The Washington D.C. District Court has received approximately 700 IP addresses of BitTorrent users who shared a copy of "The Hurt Locker" sometime between the last week of April and the first week of May. The provided evidence is in response to a complaint filed by the film studio against 5,000 unidentified, alleged BitTorrent users. With the help of the U.S. Copyright Group (USCG), the studio is requesting that all personal information linked to the IP addresses be provided for further prosecution.

With the first 700 addresses now in hand, the D.C. District Court must now decide if ISPs should be required to cough up the information. If that is indeed the case, identified parties will be offered a settlement of $2,500. Although it's highly unlikely the Hollywood studio and USCG will actually collect every penny, the current scheme is shooting to earn millions in lost revenue and beat the movie's original box office numbers.

But not every ISP is in compliance to the court's request. Time Warner did not provide addresses for the first batch, standing up for consumer privacy and even went to court to prevent a subpoena which would force the ISP to expose "hundreds of customers" to the USCG. Time Warner claims that the process to gather IP addresses and provide them to the court would be "too time consuming."

The entire list can be seen here. It shows the name of the shared movie, the date and the time of the copyright infringement. Currently it's unknown if the files were actually tracked, or how the evidence was gathered.

  • drksilenc
    hardly thats why it wone an oscar. it was fairly accurate. Piracy sucks but this deffinatly isnt the way to stop it
    Reply
  • MrBachelor
    Greedy Bastards!
    Reply
  • dxwarlock
    since when does a movie ticket cost $2500?
    I mean I know popcorn and drink prices are high, but geez.

    and them using the "we are proving a point, for each one that we found there was 100 we didn't" to offset and justify the costs doesn't sit well with me.

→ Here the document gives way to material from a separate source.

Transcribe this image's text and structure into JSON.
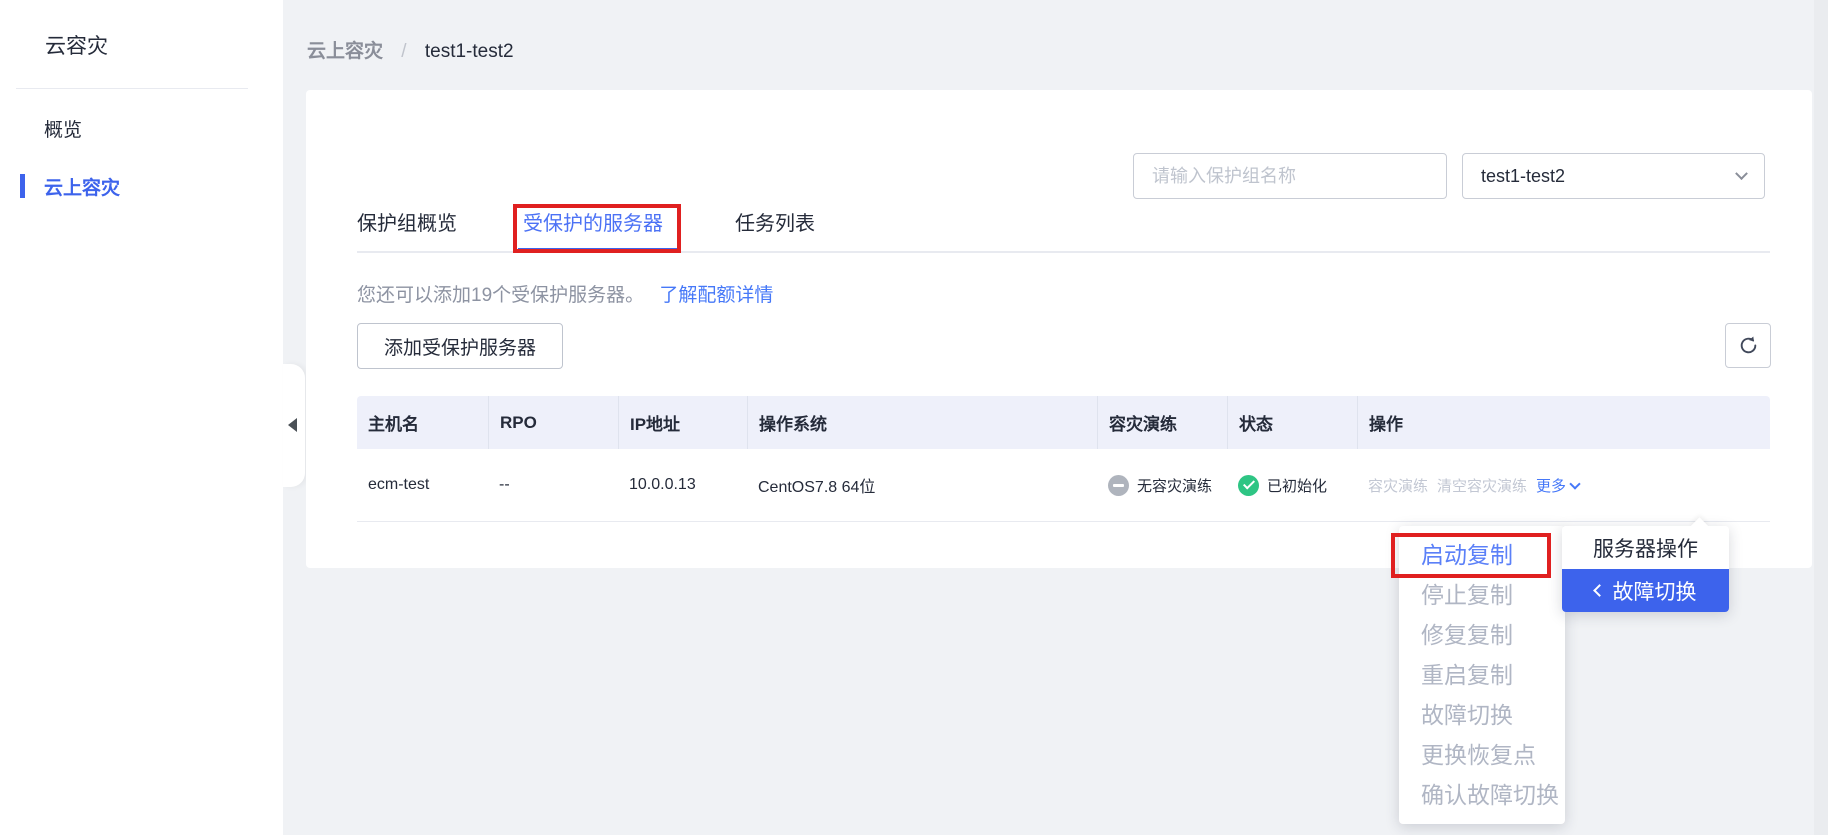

    I can have someone hit and run my car, and the next guy that scratches it charge him the total repair costs saying "you paying for your damages AND the guy that got away".

    doesnt that just give the message to the other piraters that "we are making someone else pay for your mistake, you got off free"
    Reply
  • flachet
    Anyone pirating that movie should be sent to prison. It absolutely sucked.
    Reply
  • gladiator_mohaa
    That movie was awesome! What are you taking about? I still think the court should limit the fine to 100 bucks for pirating or something. Don't ruin people's lives, but make them understand that things are not free in life. If that don't work...maybe by the third strike or something a few days in jail or make them do janitorial work for the company they stole from or something. Only in a perfect world, lol!
    Reply
  • dxwarlock
    'I can't have someone hit'
    no edit button...

    Reply
  • http://arstechnica.com/tech-policy/news/2010/06/judge-may-dismiss-4576-of-4577-p2p-defendants-from-lawsuit.ars

    P.S the printer dl'ed the movie.
    Reply
  • agawtrip
    LoL
    how did they know theyre downloading hurt locker??
    is that all their evidence??
    Reply
  • flachet
    One other thing that bothered me. Hurt Locker? You are going to use a line from Sly Stallone in Demolition Man as the title for your movie?
    Reply
  • flachet
    Any EOD tech yanking on a 105mm shell connected with detonator cord that is buried in sand should be hung for stupidity. It was too much BS to be anything close to good.

    The plot sucked, the acting sucked and the fact that everything he did was about as opposite from proper ordinance disposal as you can get sucked. I'm pretty sure that any EOD tech I worked with that acted like that would be sectioned 8 immediately.

    Granted with movies you have to have some leeway, it can't be full on realism, but geez, at least make is somewhat believable.

    Regarding the Oscars, I don't equate an Oscar win or nomination with good.